Now, if I really didn't know that Joe was playing Superman, I'd be much more willing to accept explanations given that I don't have real reason to disbelieve Joe. I have no idea how he is doing these things, his stories are wonky, but, lacking any other explanations, I have to accept it.
So I guess what you're trying to say is that you either can't, or don't enjoy, knowing more about the world and the other characters than what your character knows. That you can't or won't firewall the distinction between in-character and out-of-character knowledge, and that you don't enjoy toying with that divide.
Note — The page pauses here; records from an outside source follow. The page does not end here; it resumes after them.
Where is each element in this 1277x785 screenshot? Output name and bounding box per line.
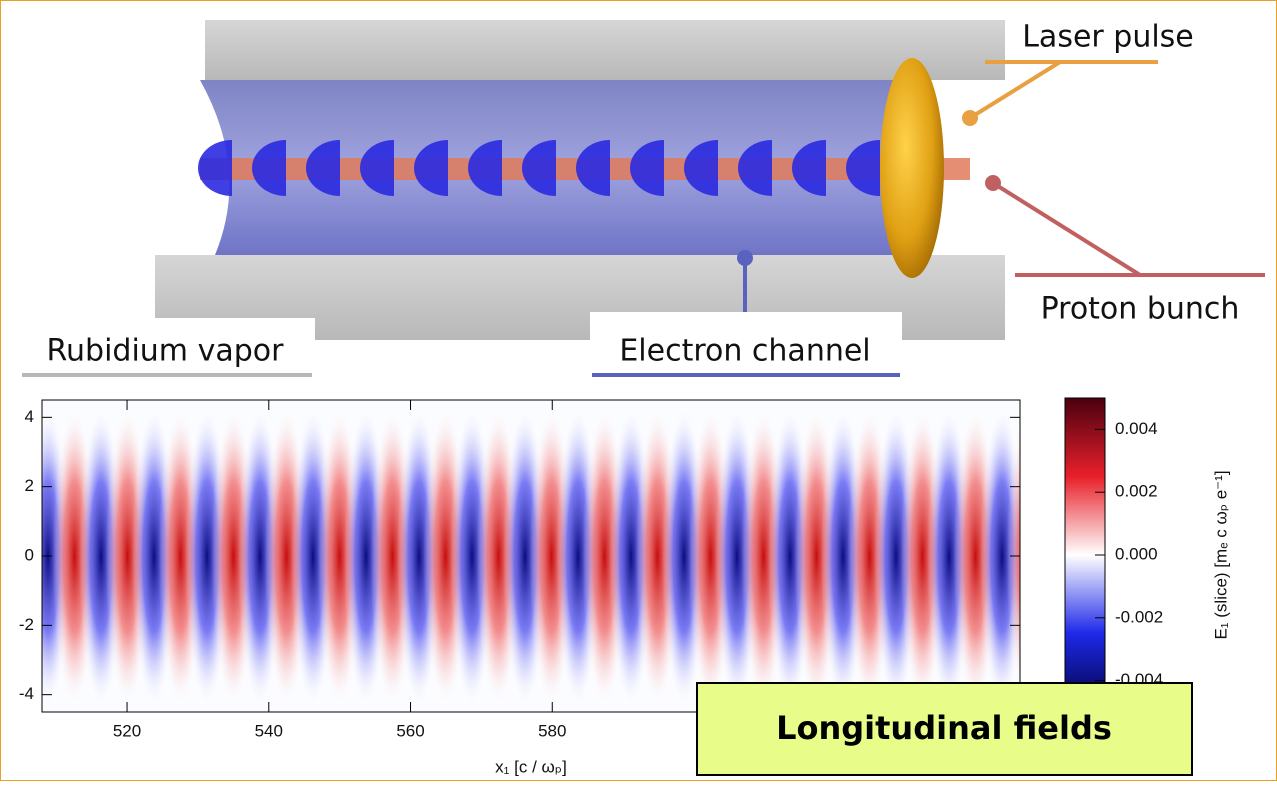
colorbar-tick-label: -0.002: [1115, 607, 1163, 626]
stripe: [1007, 407, 1051, 707]
render-3d: [155, 20, 1005, 340]
x-axis-label: x₁ [c / ωₚ]: [495, 757, 567, 776]
note-text: Longitudinal fields: [776, 709, 1112, 747]
colorbar-label: E₁ (slice) [mₑ c ωₚ e⁻¹]: [1211, 470, 1230, 639]
y-tick-label: 0: [25, 545, 34, 564]
colorbar-tick-label: 0.000: [1115, 544, 1158, 563]
blob: [198, 140, 232, 196]
x-tick-label: 580: [538, 721, 566, 740]
y-tick-label: -2: [19, 615, 34, 634]
y-tick-label: -4: [19, 684, 34, 703]
colorbar-tick-label: 0.004: [1115, 419, 1158, 438]
laser-label: Laser pulse: [1022, 20, 1194, 55]
x-tick-label: 520: [113, 721, 141, 740]
colorbar-tick-label: 0.002: [1115, 482, 1158, 501]
heatmap: [26, 400, 1051, 712]
y-tick-label: 4: [25, 407, 34, 426]
slide: Laser pulse Proton bunch Rubidium vapor …: [0, 0, 1277, 781]
y-tick-label: 2: [25, 476, 34, 495]
x-tick-label: 560: [396, 721, 424, 740]
x-tick-label: 540: [255, 721, 283, 740]
vapor-label: Rubidium vapor: [47, 334, 285, 369]
channel-label: Electron channel: [619, 334, 870, 369]
proton-label: Proton bunch: [1041, 292, 1240, 327]
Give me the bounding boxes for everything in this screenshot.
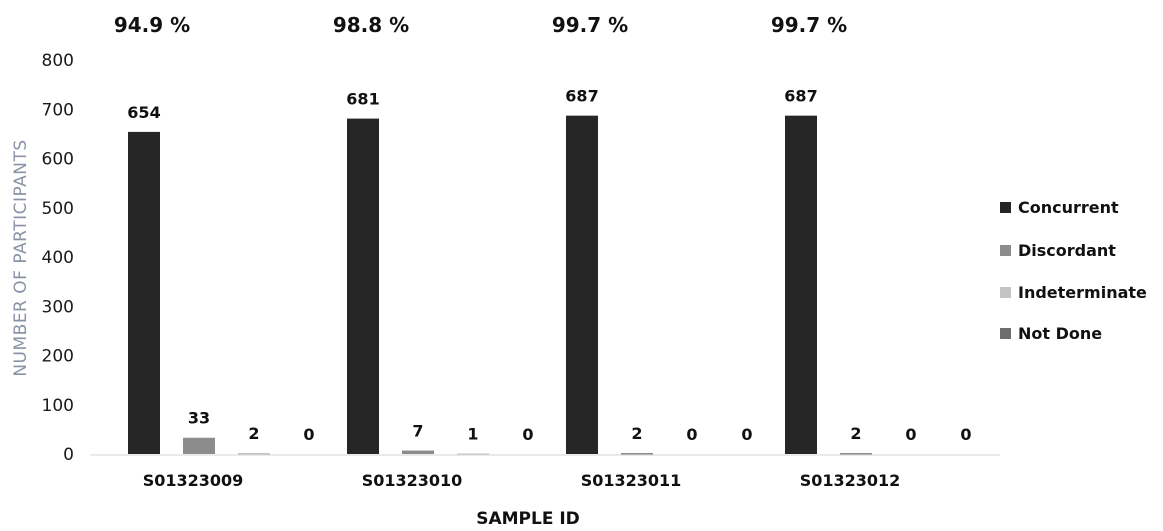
y-tick-label: 600 (42, 150, 74, 170)
legend-swatch (1000, 287, 1011, 298)
y-tick-label: 0 (63, 445, 74, 465)
bar-value-label: 2 (850, 424, 861, 443)
bar-value-label: 681 (346, 90, 379, 109)
legend-swatch (1000, 202, 1011, 213)
bar-value-label: 2 (248, 424, 259, 443)
y-axis-ticks: 0 100 200 300 400 500 600 700 800 (42, 51, 74, 465)
y-tick-label: 300 (42, 297, 74, 317)
bar-value-label: 0 (522, 425, 533, 444)
x-axis-ticks: S01323009 S01323010 S01323011 S01323012 (143, 471, 901, 490)
bar-value-label: 0 (960, 425, 971, 444)
percent-label: 99.7 % (771, 13, 847, 37)
bar-indeterminate (457, 453, 489, 456)
legend-label: Indeterminate (1018, 283, 1147, 302)
bar-value-label: 654 (127, 103, 160, 122)
bar-value-label: 687 (565, 87, 598, 106)
bar-value-label: 0 (905, 425, 916, 444)
bar-indeterminate (238, 453, 270, 455)
bar-value-label: 33 (188, 409, 210, 428)
bar-discordant (840, 453, 872, 455)
bar-concurrent (347, 118, 379, 455)
bar-value-labels: 654 33 2 0 681 7 1 0 687 2 0 0 687 2 0 0 (127, 87, 971, 444)
y-tick-label: 800 (42, 51, 74, 71)
legend-label: Discordant (1018, 241, 1116, 260)
x-axis-label: SAMPLE ID (476, 509, 580, 529)
legend-swatch (1000, 245, 1011, 256)
y-tick-label: 500 (42, 199, 74, 219)
bar-concurrent (128, 131, 160, 454)
legend-label: Not Done (1018, 324, 1102, 343)
bar-value-label: 0 (741, 425, 752, 444)
bar-discordant (402, 450, 434, 454)
bar-value-label: 0 (303, 425, 314, 444)
y-tick-label: 100 (42, 396, 74, 416)
bar-value-label: 687 (784, 87, 817, 106)
y-tick-label: 700 (42, 100, 74, 120)
bar-discordant (183, 437, 215, 454)
bar-value-label: 7 (412, 422, 423, 441)
x-tick-label: S01323011 (581, 471, 682, 490)
percent-label: 99.7 % (552, 13, 628, 37)
y-tick-label: 400 (42, 248, 74, 268)
bar-value-label: 0 (686, 425, 697, 444)
bar-value-label: 1 (467, 425, 478, 444)
legend: Concurrent Discordant Indeterminate Not Don… (1000, 198, 1147, 343)
x-tick-label: S01323009 (143, 471, 244, 490)
percent-label: 94.9 % (114, 13, 190, 37)
y-axis-label: NUMBER OF PARTICIPANTS (11, 139, 31, 376)
percent-labels: 94.9 % 98.8 % 99.7 % 99.7 % (114, 13, 847, 37)
bar-discordant (621, 453, 653, 455)
percent-label: 98.8 % (333, 13, 409, 37)
legend-swatch (1000, 328, 1011, 339)
y-tick-label: 200 (42, 347, 74, 367)
x-tick-label: S01323012 (800, 471, 901, 490)
legend-label: Concurrent (1018, 198, 1119, 217)
x-tick-label: S01323010 (362, 471, 463, 490)
bar-concurrent (566, 115, 598, 454)
bars (90, 115, 1000, 456)
bar-value-label: 2 (631, 424, 642, 443)
bar-concurrent (785, 115, 817, 454)
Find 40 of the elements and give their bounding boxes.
That's cool! I'm just suggesting that it's not universal, and that there may be some (even many?) players who only think that way because it's the traditionalist way to play that was drummed into them when they started gaming, and who might enjoy something different if they got the chance.
Actually, thinking about it, if you are using body language to communicate, isn't that MUCH more deeply immersive than 3rd party statements?
Sure. I don't personally value deep immersion as a playstyle because I don't get any enjoyment out of identifying with my character to that degree. Perhaps it would even be difficult for me to play with a deep-immersive player, if it meant I had to constantly check my impulses to play with the divide between character knowledge and player knowledge (which is, as you can probably tell, one of my favourite aspects of the game).